BARITO UTARA, mitratnipolri.co.id
Polres Barito Utara menangani secara serius perkara dugaan tindak pidana perlindungan anak dan kekerasan seksual terhadap seorang anak perempuan berusia 14 tahun di Kecamatan Teweh Baru.
Dalam perkara tersebut, penyidik Polres Barito Utara menetapkan seorang pria berinisial AD (56) sebagai tersangka. AD diduga melakukan persetubuhan atau perbuatan cabul terhadap anak tirinya.
Peristiwa tersebut diduga terjadi pada Februari 2026 sekitar pukul 11.00 WIB di wilayah Kecamatan Teweh Baru.
Kasus ini terungkap setelah korban menjalani pemeriksaan dan wawancara oleh dokter spesialis kejiwaan. Dalam pemeriksaan tersebut, korban diketahui mengalami trauma berat hingga depresi.

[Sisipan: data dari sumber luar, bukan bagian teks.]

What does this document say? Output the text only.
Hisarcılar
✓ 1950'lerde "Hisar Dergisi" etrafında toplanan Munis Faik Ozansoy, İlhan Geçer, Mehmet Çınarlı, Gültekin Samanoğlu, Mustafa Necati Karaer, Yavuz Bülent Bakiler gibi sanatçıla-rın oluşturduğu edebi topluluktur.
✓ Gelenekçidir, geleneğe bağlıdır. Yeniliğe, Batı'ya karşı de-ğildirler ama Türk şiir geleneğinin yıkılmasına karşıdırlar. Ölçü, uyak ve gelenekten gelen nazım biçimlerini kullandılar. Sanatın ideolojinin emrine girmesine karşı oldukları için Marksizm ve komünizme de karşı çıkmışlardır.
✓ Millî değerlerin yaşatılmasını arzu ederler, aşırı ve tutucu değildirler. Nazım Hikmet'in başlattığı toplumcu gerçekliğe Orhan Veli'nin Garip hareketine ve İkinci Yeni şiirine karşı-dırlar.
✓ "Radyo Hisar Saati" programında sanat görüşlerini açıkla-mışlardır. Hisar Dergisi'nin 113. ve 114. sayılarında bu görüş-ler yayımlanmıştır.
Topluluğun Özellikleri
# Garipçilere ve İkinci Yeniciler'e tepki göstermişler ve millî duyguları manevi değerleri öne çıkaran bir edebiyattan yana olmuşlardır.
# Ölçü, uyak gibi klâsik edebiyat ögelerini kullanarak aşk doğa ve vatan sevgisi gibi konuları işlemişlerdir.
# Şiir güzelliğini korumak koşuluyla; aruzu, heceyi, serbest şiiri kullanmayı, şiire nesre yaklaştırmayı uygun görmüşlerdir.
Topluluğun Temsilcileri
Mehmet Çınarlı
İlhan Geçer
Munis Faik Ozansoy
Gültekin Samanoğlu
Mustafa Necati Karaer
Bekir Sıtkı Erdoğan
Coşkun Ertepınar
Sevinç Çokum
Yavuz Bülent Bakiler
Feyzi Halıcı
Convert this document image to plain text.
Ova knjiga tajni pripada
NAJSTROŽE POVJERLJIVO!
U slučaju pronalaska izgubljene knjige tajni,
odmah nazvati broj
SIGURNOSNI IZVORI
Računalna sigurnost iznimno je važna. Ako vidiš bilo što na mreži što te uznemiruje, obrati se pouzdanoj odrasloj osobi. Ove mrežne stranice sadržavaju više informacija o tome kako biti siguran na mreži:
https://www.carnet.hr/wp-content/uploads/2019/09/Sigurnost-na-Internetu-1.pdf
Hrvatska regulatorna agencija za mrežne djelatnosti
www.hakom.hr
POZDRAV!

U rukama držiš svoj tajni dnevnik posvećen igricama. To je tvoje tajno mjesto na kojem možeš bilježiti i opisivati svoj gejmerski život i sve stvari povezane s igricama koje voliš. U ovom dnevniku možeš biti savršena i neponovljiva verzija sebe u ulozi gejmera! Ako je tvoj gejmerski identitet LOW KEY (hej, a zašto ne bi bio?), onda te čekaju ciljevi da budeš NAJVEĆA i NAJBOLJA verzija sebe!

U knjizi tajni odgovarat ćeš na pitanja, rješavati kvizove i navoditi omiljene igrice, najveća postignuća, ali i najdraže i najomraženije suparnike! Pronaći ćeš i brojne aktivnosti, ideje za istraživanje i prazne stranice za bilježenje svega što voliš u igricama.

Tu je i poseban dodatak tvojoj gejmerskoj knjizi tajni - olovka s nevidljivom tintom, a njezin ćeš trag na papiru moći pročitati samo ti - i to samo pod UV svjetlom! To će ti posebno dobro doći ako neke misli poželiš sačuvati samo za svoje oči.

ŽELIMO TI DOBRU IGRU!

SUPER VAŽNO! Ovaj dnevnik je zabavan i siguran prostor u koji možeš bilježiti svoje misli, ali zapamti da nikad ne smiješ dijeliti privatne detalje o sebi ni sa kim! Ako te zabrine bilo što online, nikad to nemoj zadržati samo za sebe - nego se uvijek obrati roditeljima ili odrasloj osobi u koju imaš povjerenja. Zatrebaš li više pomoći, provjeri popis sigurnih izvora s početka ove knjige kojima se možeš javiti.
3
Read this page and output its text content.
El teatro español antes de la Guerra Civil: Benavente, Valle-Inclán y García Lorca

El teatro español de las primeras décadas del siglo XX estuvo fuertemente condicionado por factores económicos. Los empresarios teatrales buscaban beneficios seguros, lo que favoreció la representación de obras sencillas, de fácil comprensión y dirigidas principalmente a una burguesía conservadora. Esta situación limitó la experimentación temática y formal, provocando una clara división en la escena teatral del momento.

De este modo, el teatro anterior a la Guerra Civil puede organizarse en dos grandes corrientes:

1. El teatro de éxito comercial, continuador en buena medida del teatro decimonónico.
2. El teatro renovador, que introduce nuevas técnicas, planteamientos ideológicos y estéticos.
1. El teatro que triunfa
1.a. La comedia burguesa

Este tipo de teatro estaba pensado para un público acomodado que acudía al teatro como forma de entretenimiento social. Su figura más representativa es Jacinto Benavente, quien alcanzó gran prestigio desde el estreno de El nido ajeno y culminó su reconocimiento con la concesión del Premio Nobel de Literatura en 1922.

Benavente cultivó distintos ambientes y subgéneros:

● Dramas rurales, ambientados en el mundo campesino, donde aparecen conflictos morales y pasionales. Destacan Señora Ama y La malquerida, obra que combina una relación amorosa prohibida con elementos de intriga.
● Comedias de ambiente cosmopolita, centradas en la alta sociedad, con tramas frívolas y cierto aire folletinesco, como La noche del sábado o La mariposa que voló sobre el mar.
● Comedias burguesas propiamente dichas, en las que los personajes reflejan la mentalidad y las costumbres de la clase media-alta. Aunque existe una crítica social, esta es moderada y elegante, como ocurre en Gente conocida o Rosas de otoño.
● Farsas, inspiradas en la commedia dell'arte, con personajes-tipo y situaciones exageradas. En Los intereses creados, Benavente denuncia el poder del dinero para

Korban kemudian memberanikan diri menceritakan kepada dokter spesialis kejiwaan dan pelapor berinisial ST (53) bahwa dirinya diduga pernah mengalami pencabulan dan persetubuhan yang dilakukan oleh ayah tirinya sebanyak dua kali.
Setelah mengetahui dugaan peristiwa tersebut, ST merasa keberatan dan kemudian melaporkannya kepada Polres Barito Utara untuk mendapatkan penanganan serta proses hukum.
Menindaklanjuti laporan tersebut, penyidik Polres Barito Utara melakukan serangkaian pemeriksaan terhadap pihak-pihak yang berkaitan dengan perkara. Dalam proses penyidikan, AD mengakui telah melakukan persetubuhan atau perbuatan cabul terhadap anak tirinya.
Penyidik juga mengamankan sejumlah barang bukti berupa satu lembar baju daster dan satu lembar celana dalam. Selain itu, seorang saksi berinisial ISL (52) telah dimintai keterangan untuk kepentingan penyidikan.
Kapolres Barito Utara melalui Kasubsipenmas Sihumas Polres Barito Utara menyampaikan bahwa kepolisian berkomitmen memberikan perlindungan kepada anak serta menangani setiap laporan terkait kekerasan seksual secara serius dan profesional.
“Polres Barito Utara berkomitmen untuk memberikan perlindungan terhadap anak dan menindaklanjuti setiap laporan terkait tindak pidana kekerasan seksual secara serius, profesional, dan sesuai dengan ketentuan hukum yang berlaku,” ujar Kasubsipenmas.
Polres Barito Utara menegaskan bahwa penanganan perkara tersebut merupakan bagian dari komitmen kepolisian dalam memberikan rasa aman kepada masyarakat, khususnya dalam melindungi anak dari segala bentuk kekerasan dan tindak pidana seksual di wilayah hukum Polres Barito Utara.